Ostatnie słowa zwracał do synów Pytyona. Toraks, wciąż na łąkach przebywający, i Fredegund, do Sardes przez ojca wysłany, byli nieobecnymi. Trzej inni, na siedzeniach znacznie niższych od Pytyonowego łoża, a z licznych i bogatych poduszek złożonych umieszczeni, nizki i przysmakami okryty stół otaczali. Ku nim to zwrócony Chileas, z rozpostartemi ramiony, żałośnym głosem wołał:
— Na Milet zburzony, na głowy najdostojniejszych z tułowiami rozłączone, na opustoszałe pola i sakwy pomnąc, ani przez jedną godzinę swego życia, o, młodzieńcy lidyjscy, nie naśladujcie Jończyków!
— Ani myślimy też czynić tego! — krótko i głosem grubym, pieczoną przepiórkę palcami rozdzierając i wraz z delikatnemi kostkami w białych zębach ją chrupiąc, odrzucił silny i nieco ponury dobywacz złota z Tmolosowej kopalni, Bubares.

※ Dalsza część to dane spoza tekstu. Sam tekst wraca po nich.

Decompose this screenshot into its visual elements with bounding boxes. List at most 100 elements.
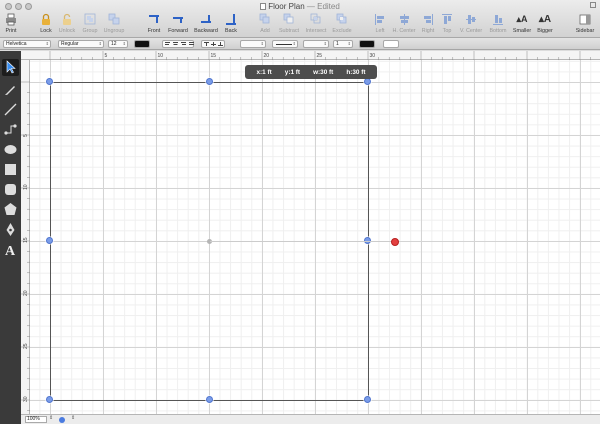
align-top-button[interactable]: Top: [439, 13, 455, 34]
polygon-tool[interactable]: [2, 201, 19, 218]
canvas-selector-arrows-icon[interactable]: ⇕: [71, 415, 75, 421]
align-h-center-icon: [398, 13, 410, 26]
stroke-color-well[interactable]: [359, 40, 375, 48]
rectangle-icon: [5, 164, 16, 175]
format-bar: Helvetica ⇕ Regular ⇕ 12 ⇕ ⇕ ⇕ ⇕ 1 ⇕: [0, 38, 600, 50]
font-style-select[interactable]: Regular ⇕: [58, 40, 104, 48]
font-smaller-button[interactable]: ▴A Smaller: [510, 13, 534, 34]
lock-button[interactable]: Lock: [37, 13, 55, 34]
fullscreen-icon[interactable]: [590, 2, 596, 8]
font-bigger-button[interactable]: ▴A Bigger: [535, 13, 555, 34]
align-right-icon: [422, 13, 434, 26]
canvas-indicator-icon[interactable]: [59, 417, 65, 423]
ruler-tick-label: 20: [264, 53, 270, 59]
dropdown-arrow-icon: ⇕: [45, 41, 49, 46]
ungroup-icon: [108, 13, 120, 26]
vertical-ruler: 5 10 15 20 25 30: [21, 60, 30, 414]
ruler-tick-label: 30: [23, 396, 29, 402]
resize-handle-left[interactable]: [46, 237, 53, 244]
line-style-preview: [276, 44, 292, 45]
align-v-center-button[interactable]: V. Center: [456, 13, 486, 34]
align-right-button[interactable]: Right: [419, 13, 437, 34]
zoom-arrows-icon[interactable]: ⇕: [49, 415, 53, 421]
dropdown-arrow-icon: ⇕: [98, 41, 102, 46]
horizontal-ruler: 5 10 15 20 25 30: [21, 51, 600, 60]
send-backward-button[interactable]: Backward: [192, 13, 220, 34]
rectangle-tool[interactable]: [2, 161, 19, 178]
resize-handle-top-right[interactable]: [364, 78, 371, 85]
svg-text:A: A: [5, 244, 16, 258]
ruler-tick-label: 15: [211, 53, 217, 59]
font-bigger-icon: ▴A: [538, 14, 552, 25]
zoom-level-field[interactable]: 100%: [25, 416, 47, 423]
intersect-icon: [310, 13, 322, 26]
line-tool[interactable]: [2, 101, 19, 118]
ruler-tick-label: 10: [23, 184, 29, 190]
bezier-tool[interactable]: [2, 221, 19, 238]
font-family-select[interactable]: Helvetica ⇕: [3, 40, 51, 48]
group-button[interactable]: Group: [80, 13, 100, 34]
bezier-icon: [6, 223, 15, 236]
align-bottom-icon: [492, 13, 504, 26]
print-button[interactable]: Print: [2, 13, 20, 34]
ruler-tick-label: 30: [370, 53, 376, 59]
subtract-shapes-button[interactable]: Subtract: [276, 13, 302, 34]
resize-handle-bottom-left[interactable]: [46, 396, 53, 403]
font-smaller-icon: ▴A: [516, 14, 528, 24]
rotation-handle[interactable]: [391, 238, 399, 246]
send-backward-icon: [200, 13, 212, 26]
bring-forward-button[interactable]: Forward: [166, 13, 190, 34]
lock-icon: [40, 13, 52, 26]
add-shapes-button[interactable]: Add: [256, 13, 274, 34]
fill-color-well[interactable]: [383, 40, 399, 48]
dropdown-arrow-icon: ⇕: [260, 41, 264, 46]
dimensions-tooltip: x:1 ft y:1 ft w:30 ft h:30 ft: [245, 65, 377, 79]
dropdown-arrow-icon: ⇕: [122, 41, 126, 46]
align-left-icon: [374, 13, 386, 26]
send-to-back-icon: [225, 13, 237, 26]
ruler-tick-label: 25: [23, 343, 29, 349]
line-icon: [4, 103, 17, 116]
align-h-center-button[interactable]: H. Center: [390, 13, 418, 34]
align-bottom-button[interactable]: Bottom: [487, 13, 509, 34]
resize-handle-bottom-right[interactable]: [364, 396, 371, 403]
pen-tool[interactable]: [2, 81, 19, 98]
document-icon: [260, 3, 267, 10]
fill-style-select[interactable]: ⇕: [240, 40, 266, 48]
stroke-width-field[interactable]: 1 ⇕: [333, 40, 353, 48]
text-tool[interactable]: A: [2, 241, 19, 259]
unlock-button[interactable]: Unlock: [57, 13, 77, 34]
bring-to-front-icon: [148, 13, 160, 26]
printer-icon: [5, 13, 17, 26]
arrow-head-select[interactable]: ⇕: [303, 40, 329, 48]
font-size-field[interactable]: 12 ⇕: [108, 40, 128, 48]
selection-tool[interactable]: [2, 59, 19, 76]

Zaś giętki, wysmukły Warnik weselej i wdzięczniej odparł:
— Chybaby nas bogowie z rozumów do szczętu obrali, gdyby nam kiedy myśl podobna do głów zawitała. Piję na cześć i chwałę wielkiego, pięknego, dobrego Kserksesa i w potędze swej nieporównanego, miłego mi ludu Persów!
— Niech się stanie! — z zapałem, prostując się na łożu i puhar wysoko wznosząc, zawołał Chileas.
— Niech się stanie! — głowę skłaniając i siwą brodę głaszcząc, poważnie powtórzył Pytyon.
Ale widać po nim było, że cieszył się niedoskonale, bo siwe źrenice bystro i z niepokojem utkwił w twarzy tego z trzech obecnych synów swoich, który, koralowemi usty powoli sącząc z wysmukłej czary lekki i wonny napój, nie wyrzekł nic, a jednak szczególnym wyrazem czoła, uśmiechu i oczu mówił wiele, o haftowane poduszki wspierając się dłonią i delikatną postać swą prostując. Diloram milczał; wysmukłą czarę od ust usunął, milczał, w Chileasa z wytężeniem wpatrzony. Szyderstwo i niedowierzanie malowały się w jego uśmiechu i spojrzeniu, a śniade czoło, pod kruczymi włosy i czerwoną czapką zmarszczone, biło cierpieniem i gniewem.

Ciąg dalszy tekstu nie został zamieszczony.